Komisi D DPRD Bojonegoro Soroti Elevasi Nol dan Kemiringan U-Ditch: Waterpass Ungkap Air Masih Menggenang

BOJONEGORO, Batara.news ||

Sistem drainase hanya dapat berfungsi optimal apabila elevasi dasar saluran mengikuti kemiringan hidrolis yang benar. Hal itu disoroti langsung oleh Komisi D DPRD Bojonegoro saat melakukan inspeksi mendadak terhadap proyek pemasangan U-ditch dan trotoar di sejumlah titik kawasan perkotaan, Selasa (4/11/2025).

Dalam sidak tersebut, Wakil Ketua Komisi D, Sukur Priyanto, meminta teknisi proyek untuk memeriksa level saluran menggunakan waterpass. Pengukuran manual itu penting untuk memastikan bahwa titik elevasi awal (level 0) telah berada di bawah permukaan tanah dan tersambung menuju saluran pembuangan akhir. Namun, hasil pengecekan lapangan menunjukkan adanya ketidaktepatan elevasi, sehingga air masih terlihat menggenang setelah hujan.

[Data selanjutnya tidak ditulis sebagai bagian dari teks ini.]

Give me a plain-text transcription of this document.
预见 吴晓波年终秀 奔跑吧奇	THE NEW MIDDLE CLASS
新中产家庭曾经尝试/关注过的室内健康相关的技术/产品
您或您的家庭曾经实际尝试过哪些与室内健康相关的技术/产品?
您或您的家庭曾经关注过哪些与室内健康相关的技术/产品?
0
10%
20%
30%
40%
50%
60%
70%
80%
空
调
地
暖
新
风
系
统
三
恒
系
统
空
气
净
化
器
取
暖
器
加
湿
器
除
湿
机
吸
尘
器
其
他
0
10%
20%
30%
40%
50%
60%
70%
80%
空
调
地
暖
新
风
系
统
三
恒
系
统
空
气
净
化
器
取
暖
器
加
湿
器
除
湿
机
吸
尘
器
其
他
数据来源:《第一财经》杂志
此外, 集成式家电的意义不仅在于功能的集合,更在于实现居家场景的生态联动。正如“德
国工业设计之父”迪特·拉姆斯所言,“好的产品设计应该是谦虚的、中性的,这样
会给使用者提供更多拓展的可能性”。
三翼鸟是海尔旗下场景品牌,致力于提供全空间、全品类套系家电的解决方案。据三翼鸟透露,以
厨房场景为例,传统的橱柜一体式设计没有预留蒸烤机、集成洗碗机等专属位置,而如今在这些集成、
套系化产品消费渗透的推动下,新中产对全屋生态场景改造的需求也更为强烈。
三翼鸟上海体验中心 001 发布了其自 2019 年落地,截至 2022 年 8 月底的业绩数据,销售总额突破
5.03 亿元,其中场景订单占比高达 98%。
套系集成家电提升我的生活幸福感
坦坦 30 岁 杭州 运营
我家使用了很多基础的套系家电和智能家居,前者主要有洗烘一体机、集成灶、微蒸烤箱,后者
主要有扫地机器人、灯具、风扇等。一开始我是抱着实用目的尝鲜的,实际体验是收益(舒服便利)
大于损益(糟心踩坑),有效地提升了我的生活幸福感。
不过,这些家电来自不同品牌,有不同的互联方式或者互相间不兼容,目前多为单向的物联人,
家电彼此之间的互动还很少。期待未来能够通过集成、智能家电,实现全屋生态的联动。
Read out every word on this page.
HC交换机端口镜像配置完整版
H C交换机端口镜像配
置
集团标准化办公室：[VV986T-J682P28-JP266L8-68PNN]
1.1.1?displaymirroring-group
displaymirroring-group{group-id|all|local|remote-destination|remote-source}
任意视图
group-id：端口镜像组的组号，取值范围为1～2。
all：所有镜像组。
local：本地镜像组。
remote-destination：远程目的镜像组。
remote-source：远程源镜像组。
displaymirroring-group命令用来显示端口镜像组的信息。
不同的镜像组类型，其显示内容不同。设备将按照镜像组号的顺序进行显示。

“Setelah hujan kemarin, air tidak bergerak. Artinya dasar saluran belum punya kemiringan yang cukup. Dengan waterpass, terlihat ada bagian yang justru sejajar bahkan lebih tinggi dari titik hulu,” kata Sukur.

Dalam standar konstruksi drainase, level 0 (zero elevation) menjadi dasar acuan untuk menentukan arah aliran. Bila elevasi terlalu datar atau lebih tinggi di tengah saluran, air kehilangan energi gravitasi dan berakhir menjadi genangan. Fenomena ini ditemukan di beberapa segmen saluran dengan kemiringan yang tidak seragam.

Secara teknis, kemiringan dasar U-ditch harus memiliki grade slope yang konsisten—umumnya berkisar antara 1–3‰ (per mil) untuk saluran perkotaan. Namun temuan lapangan menunjukkan beberapa titik datar tanpa titik jatuh menuju pembuangan akhir.

Selain kemiringan, Komisi D menemukan:

Tidak adanya lantai dasar beton pada sejumlah segmen, sehingga posisi U-ditch mudah turun- naik dan memengaruhi elevasi.

Sambungan antar segmen belum diberi nat semen–pasir, menyebabkan risiko rembesan dan kerusakan struktur.

Pekerja belum menggunakan APD dan standar K3 belum diterapkan maksimal.

Tidak ada police line pada galian yang terbuka dan berpotensi membahayakan pengguna jalan.

“Drainase bukan hanya proyek fisik. Tanpa slope, tanpa nat, dan tanpa kontrol elevasi, fungsi hidrolisnya tidak berjalan. Saat hujan, air harus habis mengalir, bukan tertahan,” tegas Sukur.

Ketika elevasi dasar lebih tinggi di tengah atau berhenti pada titik datar, aliran kehilangan gradien. Kondisi ini menyebabkan:

stagnasi air,

peningkatan sedimentasi,

risiko bau dan sarang nyamuk,

potensi kerusakan beton karena jenuh air dalam waktu lama.

Jika tidak diperbaiki, saluran yang seharusnya menjadi solusi justru berubah menjadi sumber genangan.

Sukur meminta pihak konsultan dan kontraktor melakukan pengukuran ulang elevasi dari hulu hingga hilir menggunakan waterpass dan auto level. Koreksi diperlukan agar level 0 benar-benar terhubung dengan saluran eksisting yang sudah berfungsi.

“Desain boleh benar di atas kertas, tetapi lapangan harus dibuktikan dengan alat. Kalau waterpass menunjukkan stagnasi, harus dibongkar dan disesuaikan,” ujarnya.

Meski demikian, ia mengapresiasi upaya perbaikan sistem drainase kota dan berharap evaluasi teknis segera dilakukan sebelum pekerjaan dinyatakan selesai.